打骂声已经没有了,夕浣领着杜小曼再逛了几家店铺,还去吃了个午饭。

午饭完毕,再从脂粉铺出来,夕浣道:“媗妹妹,口渴么?”

杜小曼拿手帕扇了扇风:“有点渴。”

夕浣抿嘴一笑:“我们去吃点茶吧。”

杜小曼跟着她走,越走越觉得周围熟悉,她们竟是折回了买布的街上。

前方不远处,是牛记茶楼的旗帘。

杜小曼不禁看向夕浣,夕浣神色自若,但用极细的声音道:“如今不同往日,一切要谨慎些。”

杜小曼了然地点头,小声说:“我还以为圣教只解救被男人遗弃的女子……”

夕浣轻声却坚定地说:“世间受苦的女子,都是我们的姊妹。

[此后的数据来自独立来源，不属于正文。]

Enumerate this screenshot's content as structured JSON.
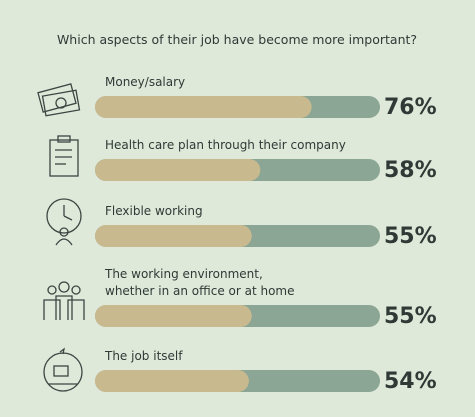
{
  "chart_data": {
    "type": "bar",
    "orientation": "horizontal",
    "title": "Which aspects of their job have become more important?",
    "categories": [
      "Money/salary",
      "Health care plan through their company",
      "Flexible working",
      "The working environment,\nwhether in an office or at home",
      "The job itself"
    ],
    "values": [
      76,
      58,
      55,
      55,
      54
    ],
    "value_labels": [
      "76%",
      "58%",
      "55%",
      "55%",
      "54%"
    ],
    "color": "#c9b98f",
    "track_color": "#8ba694",
    "xlim": [
      0,
      100
    ]
  }
}
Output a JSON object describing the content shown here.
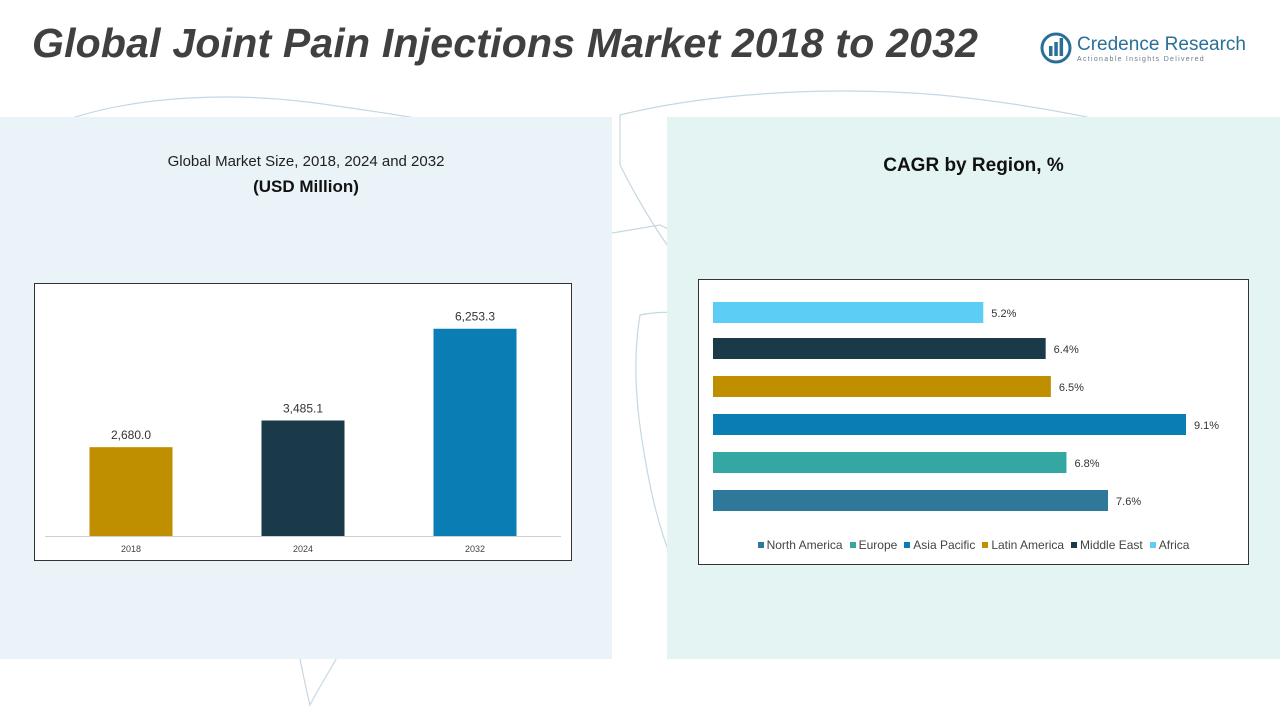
{
  "header": {
    "title": "Global Joint Pain Injections Market 2018 to 2032",
    "logo_name": "Credence Research",
    "logo_tagline": "Actionable Insights Delivered"
  },
  "colors": {
    "brand": "#2a6f97",
    "left_panel_bg": "#eaf3f8",
    "right_panel_bg": "#e3f4f3"
  },
  "chart_data": [
    {
      "type": "bar",
      "title": "Global Market Size, 2018, 2024 and 2032",
      "subtitle": "(USD Million)",
      "categories": [
        "2018",
        "2024",
        "2032"
      ],
      "values": [
        2680.0,
        3485.1,
        6253.3
      ],
      "value_labels": [
        "2,680.0",
        "3,485.1",
        "6,253.3"
      ],
      "colors": [
        "#bf8f00",
        "#1a3a4a",
        "#0a7eb4"
      ],
      "ylim": [
        0,
        7000
      ],
      "grid": false
    },
    {
      "type": "bar",
      "orientation": "horizontal",
      "title": "CAGR by Region, %",
      "categories": [
        "North America",
        "Europe",
        "Asia Pacific",
        "Latin America",
        "Middle East",
        "Africa"
      ],
      "values": [
        7.6,
        6.8,
        9.1,
        6.5,
        6.4,
        5.2
      ],
      "value_labels": [
        "7.6%",
        "6.8%",
        "9.1%",
        "6.5%",
        "6.4%",
        "5.2%"
      ],
      "colors": [
        "#2e7899",
        "#35a7a3",
        "#0a7eb4",
        "#bf8f00",
        "#1a3a4a",
        "#5ccdf5"
      ],
      "xlim": [
        0,
        9.1
      ],
      "grid": false,
      "legend": "bottom"
    }
  ]
}
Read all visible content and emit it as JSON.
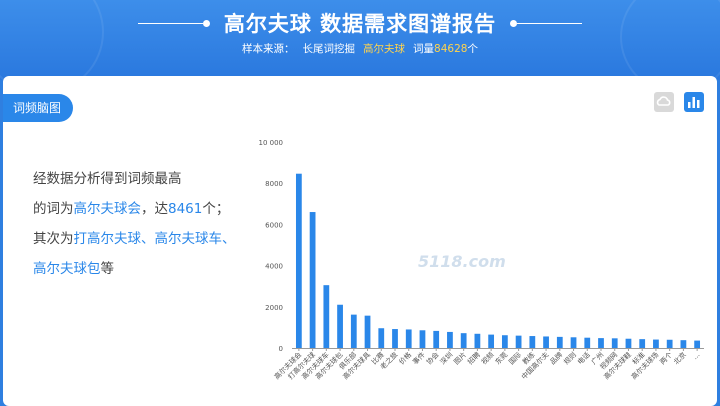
{
  "header": {
    "title": "高尔夫球 数据需求图谱报告",
    "source_label": "样本来源：",
    "source_name": "长尾词挖掘",
    "keyword": "高尔夫球",
    "count_label": "词量",
    "count_value": "84628",
    "count_unit": "个"
  },
  "section": {
    "tag": "词频脑图",
    "icons": [
      "cloud-icon",
      "bar-chart-icon"
    ]
  },
  "summary": {
    "line1": "经数据分析得到词频最高",
    "line2_prefix": "的词为",
    "top_word": "高尔夫球会",
    "line2_mid": "，达",
    "top_count": "8461",
    "line2_suffix": "个；",
    "line3_prefix": "其次为",
    "second_words": "打高尔夫球、高尔夫球车、",
    "line4_word": "高尔夫球包",
    "line4_suffix": "等"
  },
  "watermark": "5118.com",
  "colors": {
    "accent": "#2a87e9",
    "bar": "#2a87e9",
    "highlight": "#ffd34d"
  },
  "chart_data": {
    "type": "bar",
    "ylim": [
      0,
      10000
    ],
    "yticks": [
      "0",
      "2000",
      "4000",
      "6000",
      "8000",
      "10 000"
    ],
    "categories": [
      "高尔夫球会",
      "打高尔夫球",
      "高尔夫球车",
      "高尔夫球包",
      "俱乐部",
      "高尔夫球具",
      "比赛",
      "老之旅",
      "价格",
      "事件",
      "协会",
      "深圳",
      "图片",
      "招聘",
      "视频",
      "东莞",
      "国际",
      "教练",
      "中国高尔夫",
      "品牌",
      "规则",
      "电话",
      "广州",
      "视频网",
      "高尔夫球鞋",
      "标准",
      "高尔夫球场",
      "两个",
      "北京",
      "..."
    ],
    "values": [
      8461,
      6600,
      3050,
      2100,
      1620,
      1570,
      960,
      920,
      900,
      860,
      830,
      780,
      720,
      690,
      650,
      620,
      600,
      580,
      560,
      540,
      520,
      500,
      480,
      470,
      450,
      430,
      410,
      400,
      380,
      360
    ],
    "xlabel": "",
    "ylabel": "",
    "grid": false
  }
}
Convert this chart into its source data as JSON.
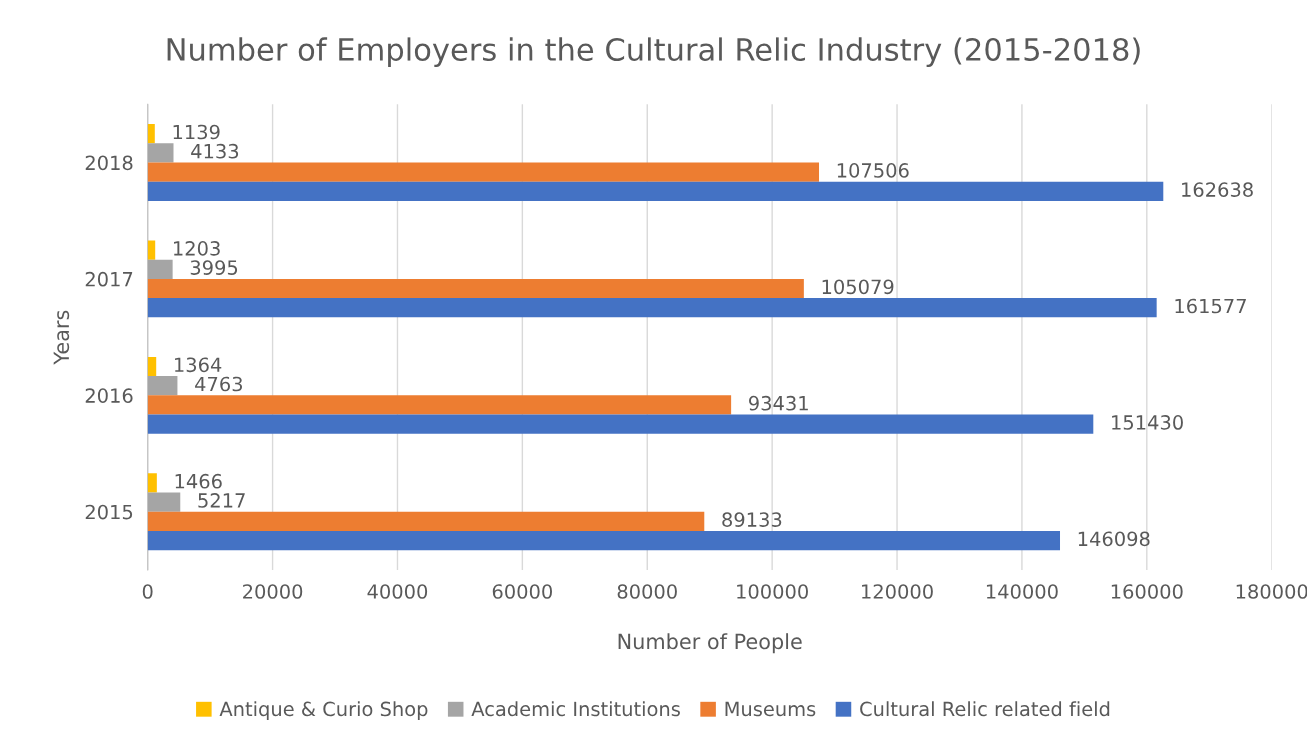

”

杜小曼跟着夕浣迈进茶楼,突然觉得这句口号似的宣言好励志。

茶楼中没几个客人,一个矮小的中年男子,应该是掌柜的,从柜台后转出来,亲自迎客,跟着往楼上喊了一声:“毛尖!”

楼上应了一声,杜小曼和夕浣都还没点茶,看来毛尖是个小伙计的名字。

一个小伙计扛着手巾,拎着一把大茶壶匆匆下楼,在楼梯拐角绊到一坨庞然大物,手里的茶壶险些飞出去,赶紧抓住了扶手。

那庞然大物扭动了一下,吸了一下鼻涕,继续埋头吃袖子里笼着的果子。

掌柜的表情颤抖了两下,向夕浣和杜小曼赔笑道:“那是小女,长得壮实了一点,让两位夫人见笑了。”

夕浣笑了一下,没说什么,看牌点茶,楼上冲下一个妇女,扑到那女孩子身上掐了一把:“滚起来!起来!给我死楼上去!”

掌柜的赶紧向店内诸客人作作揖,到楼梯上阻拦:“算了算了,她爱在这里就在这里吧。”

那妇人尖叫:“不能惯她这死德行。滚起来去后厨劈柴!你个赔钱丧气的东西!再不起来给老娘滚!”一壁骂,一壁对那女孩子连踢带打。